Demnach hätte er damals dringend Bargeld benötigit. Als er aufschnappte, dass der Onkel über Nacht in München wäre, hätte er dies seinen kriminellen Freunden gesteckt, die ihn dauernd nach Einbruchstipps gefragt hätten. Sein Anteil: ein Fünftel der Beute. Namen traue er sich nicht zu nennen, da die Komplizen auch etwas gegen ihn in der Hand hätten. Er mopste der Oma den Hausschlüssel, fuhr zum Tatort, wollte den zwei, vielleicht auch drei Kumpeln das Einsteigen vereinfachen.
Im Haus hätte er es sich dann aber anders überlegt und die Waffen lieber selbst gestohlen. Den Tresor-Code hätte er dem Onkel zuvor einmal abgeschaut. Uhr, Teppiche und Silber hätte er dagelassen – für die anderen. 20 Prozent davon waren ihm ja angeblich sicher. Er war auf dem Weg nach Norddeutschland, als es brannte. Angezündet hätte er das Haus nicht. Er hätte doch selbst daran mitgebaut, „der Dachstuhl war mein Heiligtum“.

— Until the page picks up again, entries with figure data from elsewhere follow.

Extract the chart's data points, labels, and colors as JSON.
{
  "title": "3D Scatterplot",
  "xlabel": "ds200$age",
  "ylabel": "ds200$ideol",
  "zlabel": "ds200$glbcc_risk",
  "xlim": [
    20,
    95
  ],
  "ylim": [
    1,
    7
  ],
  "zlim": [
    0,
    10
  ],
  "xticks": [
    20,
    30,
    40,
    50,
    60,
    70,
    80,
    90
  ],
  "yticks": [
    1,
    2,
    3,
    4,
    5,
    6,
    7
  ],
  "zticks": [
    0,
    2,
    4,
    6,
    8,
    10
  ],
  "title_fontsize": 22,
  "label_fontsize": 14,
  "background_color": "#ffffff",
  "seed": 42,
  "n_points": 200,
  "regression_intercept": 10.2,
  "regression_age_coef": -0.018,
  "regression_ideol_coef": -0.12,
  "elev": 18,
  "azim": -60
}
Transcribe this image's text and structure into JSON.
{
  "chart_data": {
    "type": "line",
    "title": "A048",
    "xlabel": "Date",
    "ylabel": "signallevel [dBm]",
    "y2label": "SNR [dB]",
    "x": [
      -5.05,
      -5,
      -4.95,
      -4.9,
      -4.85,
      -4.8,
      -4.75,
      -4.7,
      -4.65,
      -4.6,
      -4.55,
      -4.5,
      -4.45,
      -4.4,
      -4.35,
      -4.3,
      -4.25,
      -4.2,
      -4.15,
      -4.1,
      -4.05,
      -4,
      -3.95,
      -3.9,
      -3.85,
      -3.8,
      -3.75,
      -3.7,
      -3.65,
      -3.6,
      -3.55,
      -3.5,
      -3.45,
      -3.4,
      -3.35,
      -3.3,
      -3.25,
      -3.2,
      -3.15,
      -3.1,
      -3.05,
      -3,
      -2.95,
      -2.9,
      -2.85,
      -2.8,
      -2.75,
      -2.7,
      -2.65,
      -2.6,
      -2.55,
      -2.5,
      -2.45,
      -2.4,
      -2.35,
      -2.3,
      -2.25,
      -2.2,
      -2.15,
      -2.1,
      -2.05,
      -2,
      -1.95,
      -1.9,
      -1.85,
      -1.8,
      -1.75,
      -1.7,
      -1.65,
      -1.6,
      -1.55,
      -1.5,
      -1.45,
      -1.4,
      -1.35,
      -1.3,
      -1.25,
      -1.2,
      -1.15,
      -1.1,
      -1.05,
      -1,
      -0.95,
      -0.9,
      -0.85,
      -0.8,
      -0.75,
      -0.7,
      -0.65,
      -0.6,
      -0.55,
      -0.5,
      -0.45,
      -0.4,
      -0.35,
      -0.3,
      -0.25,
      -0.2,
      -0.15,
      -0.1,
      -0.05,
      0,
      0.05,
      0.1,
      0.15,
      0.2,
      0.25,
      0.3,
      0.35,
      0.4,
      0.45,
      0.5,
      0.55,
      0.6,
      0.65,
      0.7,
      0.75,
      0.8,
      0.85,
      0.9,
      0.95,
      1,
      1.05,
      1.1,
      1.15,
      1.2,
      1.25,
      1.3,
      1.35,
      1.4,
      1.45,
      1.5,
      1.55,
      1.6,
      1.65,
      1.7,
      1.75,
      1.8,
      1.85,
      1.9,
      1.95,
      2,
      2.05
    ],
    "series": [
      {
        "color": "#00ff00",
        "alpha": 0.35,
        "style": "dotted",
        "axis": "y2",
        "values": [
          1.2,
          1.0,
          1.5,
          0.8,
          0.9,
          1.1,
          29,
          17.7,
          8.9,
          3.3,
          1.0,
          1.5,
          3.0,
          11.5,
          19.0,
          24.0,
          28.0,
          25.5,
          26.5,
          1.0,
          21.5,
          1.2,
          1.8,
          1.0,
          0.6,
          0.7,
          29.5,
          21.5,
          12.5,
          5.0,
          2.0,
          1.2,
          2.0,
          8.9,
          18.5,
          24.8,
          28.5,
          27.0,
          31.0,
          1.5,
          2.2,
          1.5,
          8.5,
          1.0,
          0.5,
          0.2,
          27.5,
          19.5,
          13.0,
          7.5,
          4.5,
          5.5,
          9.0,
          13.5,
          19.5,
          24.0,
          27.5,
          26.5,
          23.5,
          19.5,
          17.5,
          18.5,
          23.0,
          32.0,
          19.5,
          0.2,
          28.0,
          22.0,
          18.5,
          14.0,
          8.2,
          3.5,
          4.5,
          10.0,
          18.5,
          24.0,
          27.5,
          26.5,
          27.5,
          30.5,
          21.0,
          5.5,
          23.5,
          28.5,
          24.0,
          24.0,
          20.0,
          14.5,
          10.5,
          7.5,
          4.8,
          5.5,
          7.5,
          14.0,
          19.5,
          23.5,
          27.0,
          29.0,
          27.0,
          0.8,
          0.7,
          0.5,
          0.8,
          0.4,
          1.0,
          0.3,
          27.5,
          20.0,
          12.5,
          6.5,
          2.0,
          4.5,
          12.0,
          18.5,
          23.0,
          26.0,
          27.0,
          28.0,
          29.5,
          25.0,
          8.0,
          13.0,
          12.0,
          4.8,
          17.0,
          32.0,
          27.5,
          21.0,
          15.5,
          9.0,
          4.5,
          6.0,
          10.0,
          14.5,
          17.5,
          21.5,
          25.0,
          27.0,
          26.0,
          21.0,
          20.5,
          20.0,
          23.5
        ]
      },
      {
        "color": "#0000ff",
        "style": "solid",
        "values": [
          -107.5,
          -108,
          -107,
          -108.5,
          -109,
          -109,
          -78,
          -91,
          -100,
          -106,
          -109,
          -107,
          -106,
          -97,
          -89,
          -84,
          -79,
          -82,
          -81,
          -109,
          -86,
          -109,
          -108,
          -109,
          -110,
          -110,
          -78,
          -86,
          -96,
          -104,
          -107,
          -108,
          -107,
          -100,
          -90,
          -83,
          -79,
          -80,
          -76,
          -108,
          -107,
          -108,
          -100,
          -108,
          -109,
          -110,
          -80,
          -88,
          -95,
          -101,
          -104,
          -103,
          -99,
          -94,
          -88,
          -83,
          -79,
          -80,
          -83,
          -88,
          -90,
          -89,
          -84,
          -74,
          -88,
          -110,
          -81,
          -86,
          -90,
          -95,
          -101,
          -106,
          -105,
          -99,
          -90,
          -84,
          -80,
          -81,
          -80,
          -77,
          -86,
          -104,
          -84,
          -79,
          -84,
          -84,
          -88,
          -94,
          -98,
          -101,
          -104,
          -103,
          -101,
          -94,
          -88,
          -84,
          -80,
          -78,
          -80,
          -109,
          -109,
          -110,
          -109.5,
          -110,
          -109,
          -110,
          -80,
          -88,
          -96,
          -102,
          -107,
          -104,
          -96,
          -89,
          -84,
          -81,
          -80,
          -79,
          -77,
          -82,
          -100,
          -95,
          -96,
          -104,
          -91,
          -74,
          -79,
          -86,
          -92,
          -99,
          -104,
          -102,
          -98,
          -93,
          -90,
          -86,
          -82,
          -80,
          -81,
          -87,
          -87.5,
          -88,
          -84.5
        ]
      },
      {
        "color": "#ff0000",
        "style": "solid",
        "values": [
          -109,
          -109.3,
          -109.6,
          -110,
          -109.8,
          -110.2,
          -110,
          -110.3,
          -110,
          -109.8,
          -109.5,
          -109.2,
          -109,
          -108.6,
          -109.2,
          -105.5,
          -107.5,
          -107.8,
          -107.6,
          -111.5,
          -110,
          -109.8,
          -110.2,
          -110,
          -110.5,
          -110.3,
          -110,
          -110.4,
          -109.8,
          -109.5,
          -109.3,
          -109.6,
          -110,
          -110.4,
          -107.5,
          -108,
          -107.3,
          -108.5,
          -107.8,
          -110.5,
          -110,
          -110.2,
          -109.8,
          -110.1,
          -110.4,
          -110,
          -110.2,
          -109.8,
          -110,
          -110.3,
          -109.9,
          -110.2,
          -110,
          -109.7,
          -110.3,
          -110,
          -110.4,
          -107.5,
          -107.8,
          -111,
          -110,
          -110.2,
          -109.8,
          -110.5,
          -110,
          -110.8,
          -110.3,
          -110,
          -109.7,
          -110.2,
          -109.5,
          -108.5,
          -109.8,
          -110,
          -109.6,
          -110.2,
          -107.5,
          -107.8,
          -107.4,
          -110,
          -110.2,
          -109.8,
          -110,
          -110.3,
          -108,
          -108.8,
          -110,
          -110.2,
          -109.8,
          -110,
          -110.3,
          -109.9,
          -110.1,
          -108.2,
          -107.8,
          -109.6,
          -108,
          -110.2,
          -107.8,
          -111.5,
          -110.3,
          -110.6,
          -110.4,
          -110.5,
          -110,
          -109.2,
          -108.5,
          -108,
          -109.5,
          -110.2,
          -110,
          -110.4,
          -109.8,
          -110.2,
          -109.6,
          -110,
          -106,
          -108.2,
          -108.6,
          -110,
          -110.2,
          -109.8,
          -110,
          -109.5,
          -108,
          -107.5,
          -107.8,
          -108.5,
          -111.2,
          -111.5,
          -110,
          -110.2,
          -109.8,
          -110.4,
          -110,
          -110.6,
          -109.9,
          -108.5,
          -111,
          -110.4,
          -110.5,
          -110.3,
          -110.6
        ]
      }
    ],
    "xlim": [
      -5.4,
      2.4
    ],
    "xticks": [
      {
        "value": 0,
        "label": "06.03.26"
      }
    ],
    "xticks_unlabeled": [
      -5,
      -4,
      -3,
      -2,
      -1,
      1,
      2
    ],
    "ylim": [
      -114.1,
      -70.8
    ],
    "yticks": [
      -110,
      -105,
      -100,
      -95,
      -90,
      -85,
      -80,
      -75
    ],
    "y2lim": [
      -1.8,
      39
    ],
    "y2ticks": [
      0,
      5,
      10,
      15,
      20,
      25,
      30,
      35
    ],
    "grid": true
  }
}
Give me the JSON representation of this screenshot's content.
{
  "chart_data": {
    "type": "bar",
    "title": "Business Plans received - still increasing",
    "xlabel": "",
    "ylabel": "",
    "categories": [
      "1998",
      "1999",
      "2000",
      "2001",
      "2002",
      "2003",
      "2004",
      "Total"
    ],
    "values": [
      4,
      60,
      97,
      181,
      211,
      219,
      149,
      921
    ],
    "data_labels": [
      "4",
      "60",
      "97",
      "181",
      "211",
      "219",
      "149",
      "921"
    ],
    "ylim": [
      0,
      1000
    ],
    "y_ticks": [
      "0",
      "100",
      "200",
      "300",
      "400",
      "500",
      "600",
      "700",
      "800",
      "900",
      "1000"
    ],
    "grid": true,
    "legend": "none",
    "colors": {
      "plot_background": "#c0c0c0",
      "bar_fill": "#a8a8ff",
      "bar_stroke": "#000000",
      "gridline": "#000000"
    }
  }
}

„Ich habe zum Kollegen gleich gesagt: Das stinkt zum Himmel“
Der Richter hakte nach, warum dann aber die Einbrecher Feuer gelegt hätten. Einem Kriminalpolizisten sei damals aufgefallen, dass der oder die ortskundigen Täter sich in dem Anwesen sehr viel Zeit gelassen hätten: „Man war nur auf Zerstören und auf Spurenvernichten aus. Dazu hat das mit dem Einbruch überhaupt nicht gepasst. Innen waren vor der Terrassentür und den Fenstern Stühle aufgetürmt. Die hätten brennen sollen, um die Zugangsmöglichkeit zu verschleiern. Welcher Einbrecher macht das? Ich habe zum Kollegen gleich gesagt: Das stinkt zum Himmel.“
Elmar S. antwortete dem Richter darauf: „Keine Ahnung, vielleicht war ihnen zu wenig drin. Oder sie haben sich verarscht gefühlt von mir.“ Da kam der Richter auf das zu sprechen, was nun für Familienknatsch sorgt: „Ich verstehe schon nicht, dass Sie Ihren Onkel beklauen. Sie brauchten Bargeld. Aber warum hetzten Sie dem Onkel dafür auch noch andere auf den Hals?“ Der Angeklagte: „Damit ich aus dem Schneider bin. Bei der Rasterfahndung geht es immer drum, wer wo ist.“
Der Richter bilanzierte, dass Elmar S. auf diese Weise beide Seiten betrogen hätte – den Onkel und die Komplizen. Die Antwort des Angeklagten: „Genau.“ Die erst hier, dann in Südtirol versteckten Waffen hätte er aber doch auch nie verkauft: „Sie haben Straftaten begangen, den Onkel bestohlen und – außer, dass jetzt die ganze Familie sauer auf Sie ist – nichts davon gehabt?“ Elmar S.: „Stimmt, bis dato nicht. Außer Spesen nichts gewesen.“
„Das mit den Mittätern nimmt Ihnen keiner ab“
Der Staatsanwalt merkte an: „Sie sind auf einem guten Weg. Jetzt müssen Sie nur noch auch die Brandstiftung zugeben. Das mit den Mittätern nimmt Ihnen keiner ab.“
Auch das Gericht ließ erkennen, dass die Version des Elmar S. in etlichen Punkten nicht besonders plausibel klinge. Vielleicht fallen ihm bis zur Fortsetzung am Montag, 11. Dezember, Antworten ein, die er diesmal noch schuldig blieb. Mit einem dritten Prozesstag ist es nun nicht mehr getan. Weitere Termine sind ausgemacht, der vorerst letzte am 2. Januar.